It's only a fallacy if it isn't relevant, and it's very much relevant.
Relevancy to the topic isn't a necessary quality for an argument to be a fallacy or not? And it is a slippery slope fallacy cause the argument is that if we remove ASI being locked down to races, we will also lose racial abilities. The the "slippery slope" is that we are setting on a path where all uniqueness in races is going to be removed. Though I don't think anyone has argued for removing racial abilities at all? In fact, I'd argue they do a lot more for racial uniqueness than ASIs and are usually something any class can benefit from.
Originally Posted by FuryouMiko
At this point all I see is a bunch of people trying to tell me that in a world where some people are literally born better because of racial abilities and ASIs, there's no racism.

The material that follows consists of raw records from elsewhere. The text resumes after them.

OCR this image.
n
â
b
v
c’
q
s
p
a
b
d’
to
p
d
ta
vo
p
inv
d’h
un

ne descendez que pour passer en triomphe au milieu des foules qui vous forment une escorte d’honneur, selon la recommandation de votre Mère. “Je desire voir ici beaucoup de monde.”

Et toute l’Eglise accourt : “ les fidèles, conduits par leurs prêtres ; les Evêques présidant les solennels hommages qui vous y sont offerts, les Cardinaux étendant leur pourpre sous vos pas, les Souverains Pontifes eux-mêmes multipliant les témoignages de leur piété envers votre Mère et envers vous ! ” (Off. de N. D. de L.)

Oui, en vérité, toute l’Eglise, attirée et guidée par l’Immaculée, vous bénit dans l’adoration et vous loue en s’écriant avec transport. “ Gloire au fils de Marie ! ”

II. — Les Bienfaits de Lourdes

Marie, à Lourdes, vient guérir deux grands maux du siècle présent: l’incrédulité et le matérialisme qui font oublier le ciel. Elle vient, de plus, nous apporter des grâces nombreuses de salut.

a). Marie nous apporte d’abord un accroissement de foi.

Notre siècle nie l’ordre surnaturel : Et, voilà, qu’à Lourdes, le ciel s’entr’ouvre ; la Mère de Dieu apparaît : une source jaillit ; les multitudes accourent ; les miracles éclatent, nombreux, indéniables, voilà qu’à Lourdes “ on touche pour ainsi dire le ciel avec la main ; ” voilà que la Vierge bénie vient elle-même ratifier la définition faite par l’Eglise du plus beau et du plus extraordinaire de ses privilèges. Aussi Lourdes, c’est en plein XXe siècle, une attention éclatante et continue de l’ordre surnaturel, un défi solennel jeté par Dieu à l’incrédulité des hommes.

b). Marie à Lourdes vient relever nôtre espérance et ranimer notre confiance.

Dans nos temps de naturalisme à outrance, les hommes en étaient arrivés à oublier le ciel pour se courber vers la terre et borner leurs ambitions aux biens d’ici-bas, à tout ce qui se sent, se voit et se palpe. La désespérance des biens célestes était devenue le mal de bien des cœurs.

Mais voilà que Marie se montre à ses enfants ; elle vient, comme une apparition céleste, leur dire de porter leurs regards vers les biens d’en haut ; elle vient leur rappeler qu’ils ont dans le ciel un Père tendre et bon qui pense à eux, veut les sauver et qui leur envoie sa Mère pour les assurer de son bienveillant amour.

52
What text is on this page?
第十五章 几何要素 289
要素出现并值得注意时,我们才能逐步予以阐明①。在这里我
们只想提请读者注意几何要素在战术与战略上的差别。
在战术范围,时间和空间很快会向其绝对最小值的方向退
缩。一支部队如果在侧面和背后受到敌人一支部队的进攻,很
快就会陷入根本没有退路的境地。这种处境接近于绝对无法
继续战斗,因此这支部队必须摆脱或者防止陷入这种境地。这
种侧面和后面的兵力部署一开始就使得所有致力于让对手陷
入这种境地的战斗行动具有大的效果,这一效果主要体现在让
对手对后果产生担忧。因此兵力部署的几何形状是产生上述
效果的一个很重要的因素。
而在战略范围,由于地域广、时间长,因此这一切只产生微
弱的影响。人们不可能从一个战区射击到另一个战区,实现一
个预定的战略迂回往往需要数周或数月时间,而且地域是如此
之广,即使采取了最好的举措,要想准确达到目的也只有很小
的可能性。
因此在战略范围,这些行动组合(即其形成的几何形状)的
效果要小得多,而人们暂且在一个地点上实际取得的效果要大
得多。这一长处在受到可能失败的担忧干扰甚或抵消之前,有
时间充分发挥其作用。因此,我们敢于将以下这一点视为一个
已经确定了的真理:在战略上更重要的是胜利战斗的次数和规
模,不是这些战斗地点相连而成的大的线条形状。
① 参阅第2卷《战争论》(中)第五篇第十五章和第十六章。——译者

The topic wasn't about racism at all, and was more an argument about the ramifications of adding in Tasha's updates to the dnd 5e ruleset into BG3. 5e assigns ASIs and abilities based on racial pick but even pre-Tasha's I would not say one race is better than another outright as they all have good flavor and RP potential. I just have the issue that pre-Tasha's the ASI a race gives would play a bit too much on what class you'd play with that race. Additionally racial ability wise almost all of them have something useful and different that sometimes it can be comparing apples and oranges. (Even if some argue Humans or Half Elves are the best mechanically, I tend to disagree because while a feat is great and the half elf stuff is strong, sometimes having something like spells and resistance or being a mount can be a lot stronger/more fun.)